Progress in Biology plans to index in NLM, PubMed, PubMed Central, Web of Science, DOAJ, Scopus...
ISI Impact factor
No new journal, even published by the top most publishers, can have ISI impact factor in first two years of operation. As per the rules of ISI, any new journal may get its first impact factor after two years of operation (See more information in this regard at the official web page of ISI or in wikipedia).
The impact factor of a journal reflects the frequency with which the journal's articles are cited in the scientific literature. It is derived by dividing the number of citations in year 3 to any items published in the journal in years 1 and 2 by the number of substantive articles published in that journal in years 1 and 2
The 2008 impact factor of a journal would be calculated as follows:
A = the number of times articles published in 2006 and 2007 were cited by indexed journals during 2008
B = the total number of "citable items" published by that journal in 2006 and 2007. ("Citable items" are usually articles, reviews, proceedings, or notes; not editorials or Letters-to-the-Editor.)
2008 impact factor = A/B
(Note that 2008 impact factors are actually published in 2009; they cannot be calculated until all of the 2008 publications have been processed by the indexing agency.)

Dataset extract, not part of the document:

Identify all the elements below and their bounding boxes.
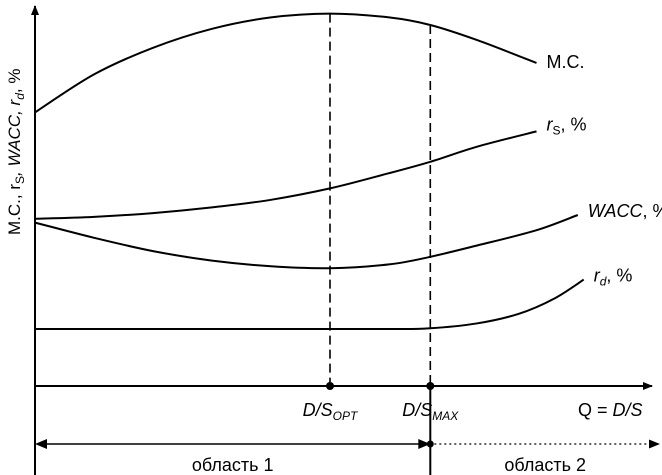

New journals, which are indexed from their first published issue, will receive an impact factor after two years of indexing; in this case, the citations to the year prior to Volume 1, and the number of articles published in the year prior to Volume 1 are known zero values. Journals that are indexed starting with a volume other than the first volume will not get an impact factor until they have been indexed for three years. Annuals and other irregular publications will sometimes publish no items in a particular year, affecting the count.